- Main
Deep Learning of Discriminative Gene Expression Models and Generative Models of Molecule and Protein Sequences
- Honig, Edouardo
- Advisor(s): Wu, Yingnian
Abstract
Deep learning has enabled the creation of systems that appear more capable than humans across a myriad of domains, including understanding and generation of language, vision, games, finance, and social and physical sciences. While there exists a baseline level of human knowledge across all domains, there remains a large gap in the scientific understanding of the biological sequences that make up the building blocks of life. In this dissertation, we propose novel approaches to modeling genomic, molecular, and protein sequences to better decipher and construct said sequences. This effort aims to benefit the production of novel therapies and drugs to treat diseases. Specifically, we leverage and improve deep learning techniques to model the human genome, drug-like molecules, and proteins.

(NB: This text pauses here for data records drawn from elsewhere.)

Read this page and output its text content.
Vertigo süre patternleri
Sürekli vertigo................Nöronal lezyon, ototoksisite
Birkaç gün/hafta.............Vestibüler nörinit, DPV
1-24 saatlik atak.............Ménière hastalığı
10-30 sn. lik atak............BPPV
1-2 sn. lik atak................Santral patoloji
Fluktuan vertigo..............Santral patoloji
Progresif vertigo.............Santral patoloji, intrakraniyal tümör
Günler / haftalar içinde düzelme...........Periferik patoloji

This dissertation is the culmination of four works. The first two focus on predicting single cell gene expression from the human reference genome. By using annotated representations of genetic sequences, we develop mathematical equations to inform scientific understanding of the contribution of various sections of the genome to gene expression. Additionally, we model long-range genetic effects by extending the length of input genetic sequence to our model, and confirm that the model's intermediate representations are consistent with our understanding of the genome. The third work develops a framework for conditional generation of molecules by iterative refinement, which may improve the discovery and development of drugs. Finally, we build an efficient model for protein sequences, aiming to bolster the production of useful proteins for industrial and medical applications.